What would Jesus do? Symon Hill, writing for The Guardian’s Comment is Free, asked if the Church had lost its way. “Let’s not forget that Christianity began as a grassroots protest movement”, he said. He reminded readers, “the Christian Church does not exist for the purpose of maintaining tourist attractions.”

“Where would Jesus be this week? Would he be camping outside in this freezing weather, speaking out against inequality, or inside the religious building, worrying about the revenue from tourists?” questioned Hill.

Divisions in the Church. An editorial in The Independent said that the protests have highlighted the differences of opinion in the Church, and worried that the Church may be too financially focussed: “Is St Paul’s, in particular, to close, in a variety of ways, to the City?” it asked.

Common sense prevails. The Bishop of London, Dr Richard Chartres, defended the Church. Writing for The Evening Standard, he said “calls for the camp to disband peacefully have been deliberately interpreted as taking the side of Mammon, which is simply not the case.” He offered to lend the Church’s support to the cause, promising to organize a St Paul’s Institute debate on the real issues, which, he said, have been “all but extinguished.”

Deluded Church. This sort of offer, opined Andrew Brown in The Guardian, is indicative of the Church’s misconception that they are still the height of influence. “Does anyone really think that the City takes more notice of a bishop than of a genuine popular demonstration?” Fraser’s resignation, however, does present a “glint of hope”, showing that “Christians can act on principle in a disagreement that has nothing whatever to do with sex.
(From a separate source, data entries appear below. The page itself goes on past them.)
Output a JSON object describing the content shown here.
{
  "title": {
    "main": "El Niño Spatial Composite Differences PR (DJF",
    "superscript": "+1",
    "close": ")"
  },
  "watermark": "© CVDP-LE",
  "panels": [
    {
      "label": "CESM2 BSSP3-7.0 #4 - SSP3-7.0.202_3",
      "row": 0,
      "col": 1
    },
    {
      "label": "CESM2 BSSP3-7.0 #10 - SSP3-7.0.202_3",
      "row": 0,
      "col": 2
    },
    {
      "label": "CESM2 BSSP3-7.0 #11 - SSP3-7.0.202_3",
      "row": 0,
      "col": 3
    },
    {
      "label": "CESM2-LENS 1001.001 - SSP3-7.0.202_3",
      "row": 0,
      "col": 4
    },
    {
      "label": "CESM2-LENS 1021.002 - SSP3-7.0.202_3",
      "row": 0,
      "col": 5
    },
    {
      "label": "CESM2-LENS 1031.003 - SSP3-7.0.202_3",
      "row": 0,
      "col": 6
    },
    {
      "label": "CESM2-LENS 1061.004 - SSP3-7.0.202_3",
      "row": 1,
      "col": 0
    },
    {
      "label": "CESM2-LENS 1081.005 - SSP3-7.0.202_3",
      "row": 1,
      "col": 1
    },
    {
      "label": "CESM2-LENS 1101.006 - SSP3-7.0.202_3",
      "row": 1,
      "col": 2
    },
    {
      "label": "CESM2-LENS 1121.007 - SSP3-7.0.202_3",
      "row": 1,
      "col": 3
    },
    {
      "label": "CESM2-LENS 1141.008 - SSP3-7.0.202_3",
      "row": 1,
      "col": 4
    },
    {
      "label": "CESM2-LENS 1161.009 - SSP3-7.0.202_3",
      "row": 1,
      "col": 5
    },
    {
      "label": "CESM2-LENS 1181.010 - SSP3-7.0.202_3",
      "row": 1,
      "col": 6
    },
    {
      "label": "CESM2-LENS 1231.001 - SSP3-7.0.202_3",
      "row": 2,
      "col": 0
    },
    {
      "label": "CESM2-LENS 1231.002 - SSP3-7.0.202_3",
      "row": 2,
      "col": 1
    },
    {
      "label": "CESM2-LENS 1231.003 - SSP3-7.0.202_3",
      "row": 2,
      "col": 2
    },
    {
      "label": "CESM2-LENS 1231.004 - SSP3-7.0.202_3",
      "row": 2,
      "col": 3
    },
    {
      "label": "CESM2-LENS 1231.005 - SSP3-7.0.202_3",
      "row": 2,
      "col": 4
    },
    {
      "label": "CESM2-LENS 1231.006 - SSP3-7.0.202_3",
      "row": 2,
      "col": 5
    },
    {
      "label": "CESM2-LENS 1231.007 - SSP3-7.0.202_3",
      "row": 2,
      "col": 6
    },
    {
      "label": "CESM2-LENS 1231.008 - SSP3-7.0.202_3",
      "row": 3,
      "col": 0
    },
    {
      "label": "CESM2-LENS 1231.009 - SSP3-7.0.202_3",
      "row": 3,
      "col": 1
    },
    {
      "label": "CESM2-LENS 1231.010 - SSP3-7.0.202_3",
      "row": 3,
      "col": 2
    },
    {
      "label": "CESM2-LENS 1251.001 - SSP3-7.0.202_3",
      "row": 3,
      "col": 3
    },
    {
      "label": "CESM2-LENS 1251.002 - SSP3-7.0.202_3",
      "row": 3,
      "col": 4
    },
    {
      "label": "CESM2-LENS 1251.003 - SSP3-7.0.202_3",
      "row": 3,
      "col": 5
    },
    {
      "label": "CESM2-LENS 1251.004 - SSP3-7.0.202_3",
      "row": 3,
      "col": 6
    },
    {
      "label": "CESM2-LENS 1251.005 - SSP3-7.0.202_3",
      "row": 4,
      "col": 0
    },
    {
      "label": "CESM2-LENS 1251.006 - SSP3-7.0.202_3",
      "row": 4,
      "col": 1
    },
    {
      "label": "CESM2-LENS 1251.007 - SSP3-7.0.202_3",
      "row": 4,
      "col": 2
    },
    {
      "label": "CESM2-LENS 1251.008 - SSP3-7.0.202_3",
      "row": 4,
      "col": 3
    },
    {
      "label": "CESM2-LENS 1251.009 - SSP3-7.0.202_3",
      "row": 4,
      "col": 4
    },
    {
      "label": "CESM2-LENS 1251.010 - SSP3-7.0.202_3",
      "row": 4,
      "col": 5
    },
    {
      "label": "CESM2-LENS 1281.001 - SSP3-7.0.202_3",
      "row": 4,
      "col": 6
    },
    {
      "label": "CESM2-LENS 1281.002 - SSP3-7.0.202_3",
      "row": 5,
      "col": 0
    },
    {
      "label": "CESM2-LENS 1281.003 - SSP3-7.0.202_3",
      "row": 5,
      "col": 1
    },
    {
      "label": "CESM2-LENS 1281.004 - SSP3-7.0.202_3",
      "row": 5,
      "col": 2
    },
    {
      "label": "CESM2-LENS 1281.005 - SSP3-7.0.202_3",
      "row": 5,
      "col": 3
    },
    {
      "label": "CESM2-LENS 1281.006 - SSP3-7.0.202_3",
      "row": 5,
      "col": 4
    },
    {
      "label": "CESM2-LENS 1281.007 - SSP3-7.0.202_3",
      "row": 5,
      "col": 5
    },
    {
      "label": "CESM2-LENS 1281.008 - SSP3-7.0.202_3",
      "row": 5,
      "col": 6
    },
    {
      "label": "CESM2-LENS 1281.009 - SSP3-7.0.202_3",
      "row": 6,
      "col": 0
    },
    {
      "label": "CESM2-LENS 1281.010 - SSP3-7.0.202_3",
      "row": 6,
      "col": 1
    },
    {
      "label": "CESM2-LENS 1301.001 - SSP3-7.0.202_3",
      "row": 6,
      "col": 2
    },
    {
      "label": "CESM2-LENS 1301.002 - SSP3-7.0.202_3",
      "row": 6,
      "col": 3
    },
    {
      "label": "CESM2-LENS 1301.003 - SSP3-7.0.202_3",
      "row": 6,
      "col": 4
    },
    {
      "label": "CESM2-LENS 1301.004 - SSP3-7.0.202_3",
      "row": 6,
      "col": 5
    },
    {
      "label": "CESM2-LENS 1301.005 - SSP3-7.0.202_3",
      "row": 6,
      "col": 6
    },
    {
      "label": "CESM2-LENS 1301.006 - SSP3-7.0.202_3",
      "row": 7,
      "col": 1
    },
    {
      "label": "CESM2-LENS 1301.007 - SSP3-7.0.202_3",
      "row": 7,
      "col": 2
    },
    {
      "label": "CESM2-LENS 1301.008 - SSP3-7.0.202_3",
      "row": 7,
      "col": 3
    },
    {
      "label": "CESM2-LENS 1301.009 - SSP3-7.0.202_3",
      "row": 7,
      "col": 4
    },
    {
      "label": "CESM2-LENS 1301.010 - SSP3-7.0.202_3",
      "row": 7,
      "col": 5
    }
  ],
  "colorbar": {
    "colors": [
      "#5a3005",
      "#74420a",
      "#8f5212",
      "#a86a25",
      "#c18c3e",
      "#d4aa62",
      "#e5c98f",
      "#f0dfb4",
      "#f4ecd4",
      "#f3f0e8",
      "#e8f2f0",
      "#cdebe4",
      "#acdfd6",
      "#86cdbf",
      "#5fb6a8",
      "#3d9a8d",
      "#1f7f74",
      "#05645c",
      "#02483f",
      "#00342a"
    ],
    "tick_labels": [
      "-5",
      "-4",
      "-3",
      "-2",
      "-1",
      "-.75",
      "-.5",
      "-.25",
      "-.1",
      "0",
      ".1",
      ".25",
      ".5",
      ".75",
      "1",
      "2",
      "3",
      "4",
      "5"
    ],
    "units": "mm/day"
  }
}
Is it too much to hope this will go on?”

No villains. Fraser said in an interview with The Guardian that his resignation was a “matter of conscience for everyone”, and that he resigned peacefully, purely because he supported the right to protest, and could not “support using violence to ask people to clear off the land.” He holds no resentment to the Church, and tweeted “It is completely unfair for people to have a go at my colleagues. They have acted out of principle just as much as I.”